Animals are likely attracted to the corner of Far North Bicentennial Park where Shaw concentrates her efforts because of Campbell Creek’s salmon runs, Stantorf said. It’s not an area that’s particularly dense with wildlife, for the Chugach foothills.
Anchorage does have resident wolf packs on the edges of the city, though they are usually two to three animals, Stantorf said. It’s not unusual that wolves would be passing through an area like Far North Bicentennial Park, where Shaw’s cameras recorded them.
“That’s part of their natural home range,” Stantorf said. “The Ship Creek pack has been in that drainage for many years.”
Shaw has recorded so much wildlife because of the camera’s constant eye, he said. As camera technology becomes cheaper and easier to access, more people are noticing wildlife all over Anchorage, he said.

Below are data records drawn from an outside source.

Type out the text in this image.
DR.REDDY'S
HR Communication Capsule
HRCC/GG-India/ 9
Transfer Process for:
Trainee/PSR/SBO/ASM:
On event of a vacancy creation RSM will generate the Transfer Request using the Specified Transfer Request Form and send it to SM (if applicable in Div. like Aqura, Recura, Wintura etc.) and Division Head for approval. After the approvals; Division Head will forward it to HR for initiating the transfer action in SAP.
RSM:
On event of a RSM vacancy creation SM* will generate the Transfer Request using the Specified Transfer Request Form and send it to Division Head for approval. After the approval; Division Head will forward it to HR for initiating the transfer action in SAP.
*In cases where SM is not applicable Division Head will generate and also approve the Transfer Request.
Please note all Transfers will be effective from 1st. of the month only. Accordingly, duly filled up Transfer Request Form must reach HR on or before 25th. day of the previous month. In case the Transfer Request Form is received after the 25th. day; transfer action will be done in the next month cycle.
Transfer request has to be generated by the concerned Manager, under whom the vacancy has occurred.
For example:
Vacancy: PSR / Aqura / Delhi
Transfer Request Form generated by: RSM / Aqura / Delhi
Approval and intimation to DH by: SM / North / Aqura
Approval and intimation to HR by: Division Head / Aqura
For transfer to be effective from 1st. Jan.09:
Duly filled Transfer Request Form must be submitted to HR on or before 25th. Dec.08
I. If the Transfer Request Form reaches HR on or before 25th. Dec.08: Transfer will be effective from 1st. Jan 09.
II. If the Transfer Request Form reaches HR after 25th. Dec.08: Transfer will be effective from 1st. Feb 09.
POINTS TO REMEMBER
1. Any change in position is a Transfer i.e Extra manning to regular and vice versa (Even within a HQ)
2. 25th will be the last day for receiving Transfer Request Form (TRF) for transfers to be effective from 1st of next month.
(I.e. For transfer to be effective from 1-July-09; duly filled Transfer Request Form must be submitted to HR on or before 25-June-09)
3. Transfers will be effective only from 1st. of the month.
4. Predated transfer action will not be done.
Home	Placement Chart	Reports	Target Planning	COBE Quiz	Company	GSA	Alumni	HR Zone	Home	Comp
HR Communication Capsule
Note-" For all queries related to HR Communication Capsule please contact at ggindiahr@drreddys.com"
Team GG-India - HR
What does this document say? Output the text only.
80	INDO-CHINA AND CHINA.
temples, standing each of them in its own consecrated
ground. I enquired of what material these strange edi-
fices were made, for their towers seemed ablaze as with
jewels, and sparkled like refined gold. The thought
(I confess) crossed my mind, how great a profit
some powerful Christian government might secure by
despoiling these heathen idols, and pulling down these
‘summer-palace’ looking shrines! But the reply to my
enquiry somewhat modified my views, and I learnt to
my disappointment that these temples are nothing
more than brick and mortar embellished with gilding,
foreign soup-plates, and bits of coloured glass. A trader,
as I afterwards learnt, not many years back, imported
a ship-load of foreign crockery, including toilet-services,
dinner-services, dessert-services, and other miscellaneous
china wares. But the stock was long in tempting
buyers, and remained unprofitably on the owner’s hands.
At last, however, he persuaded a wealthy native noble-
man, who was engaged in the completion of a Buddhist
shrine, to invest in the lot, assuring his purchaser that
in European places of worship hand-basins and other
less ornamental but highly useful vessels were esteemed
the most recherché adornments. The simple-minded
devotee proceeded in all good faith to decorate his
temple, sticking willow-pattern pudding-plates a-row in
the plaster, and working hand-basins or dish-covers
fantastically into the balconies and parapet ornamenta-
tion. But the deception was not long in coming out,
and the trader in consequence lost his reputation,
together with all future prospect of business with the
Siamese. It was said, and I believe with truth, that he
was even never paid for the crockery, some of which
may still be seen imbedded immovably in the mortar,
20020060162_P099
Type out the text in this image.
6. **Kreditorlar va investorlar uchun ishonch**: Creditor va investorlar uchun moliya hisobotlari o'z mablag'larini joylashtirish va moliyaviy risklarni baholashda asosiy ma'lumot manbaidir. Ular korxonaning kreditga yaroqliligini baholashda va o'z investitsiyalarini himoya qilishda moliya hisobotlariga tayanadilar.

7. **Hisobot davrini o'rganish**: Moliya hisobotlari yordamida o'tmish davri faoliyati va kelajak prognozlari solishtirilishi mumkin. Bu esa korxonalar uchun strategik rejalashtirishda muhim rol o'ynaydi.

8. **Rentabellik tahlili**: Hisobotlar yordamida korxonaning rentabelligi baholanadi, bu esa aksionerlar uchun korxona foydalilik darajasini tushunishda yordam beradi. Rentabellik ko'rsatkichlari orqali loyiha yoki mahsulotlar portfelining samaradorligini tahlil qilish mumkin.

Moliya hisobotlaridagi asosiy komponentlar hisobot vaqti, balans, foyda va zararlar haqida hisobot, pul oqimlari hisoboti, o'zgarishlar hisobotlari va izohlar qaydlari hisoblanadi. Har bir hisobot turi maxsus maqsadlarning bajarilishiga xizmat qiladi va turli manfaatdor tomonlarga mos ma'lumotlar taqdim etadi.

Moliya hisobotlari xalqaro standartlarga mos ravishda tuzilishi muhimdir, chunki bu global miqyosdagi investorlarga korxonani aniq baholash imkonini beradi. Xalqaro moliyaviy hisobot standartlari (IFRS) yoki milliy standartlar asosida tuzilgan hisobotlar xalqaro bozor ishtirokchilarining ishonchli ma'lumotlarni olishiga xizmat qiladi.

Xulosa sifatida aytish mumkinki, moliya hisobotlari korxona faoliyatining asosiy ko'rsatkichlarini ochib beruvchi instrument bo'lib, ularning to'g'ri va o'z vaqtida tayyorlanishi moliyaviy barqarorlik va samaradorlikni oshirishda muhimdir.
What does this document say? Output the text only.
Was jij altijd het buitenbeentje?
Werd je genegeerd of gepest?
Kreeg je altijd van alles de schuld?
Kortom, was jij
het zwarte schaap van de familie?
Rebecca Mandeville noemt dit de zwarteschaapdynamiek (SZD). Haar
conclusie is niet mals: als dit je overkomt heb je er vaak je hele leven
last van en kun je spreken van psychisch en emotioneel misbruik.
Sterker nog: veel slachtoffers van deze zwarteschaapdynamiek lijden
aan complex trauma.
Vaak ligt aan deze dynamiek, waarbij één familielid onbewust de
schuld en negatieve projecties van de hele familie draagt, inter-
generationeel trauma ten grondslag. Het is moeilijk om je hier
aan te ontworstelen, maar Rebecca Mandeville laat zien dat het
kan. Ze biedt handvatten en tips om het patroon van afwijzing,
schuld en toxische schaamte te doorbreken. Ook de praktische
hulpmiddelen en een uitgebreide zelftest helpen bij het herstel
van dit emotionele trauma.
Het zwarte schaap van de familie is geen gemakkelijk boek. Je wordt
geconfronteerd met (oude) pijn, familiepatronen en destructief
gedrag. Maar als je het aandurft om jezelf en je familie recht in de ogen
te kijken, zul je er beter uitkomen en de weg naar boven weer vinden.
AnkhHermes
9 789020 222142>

“We see a lot of reports from people who have been lifelong Alaskans and they’ve never seen bears before but they’ve just got a security camera or doorbell camera, and now all of a sudden they’re seeing all this wildlife,” Stantorf said. “It doesn’t mean (the bears) just showed up. It means that this is the first time that people have actually had a camera there, 24/7, to see what is passing through their yard.”
On an overcast morning recently, Cantil and Shaw walked over boot-sucking mud through a bed of fallen leaves, on a circuit to check her cameras.
At a bend in the creek, she pointed out where the wolves had preyed on the moose calf. She knew of an eagle’s nest nearby. She pointed out where, in the summer, a mother bear and cub fished together.
In the distance, you could hear the sounds of cars and trucks driving down Tudor Road.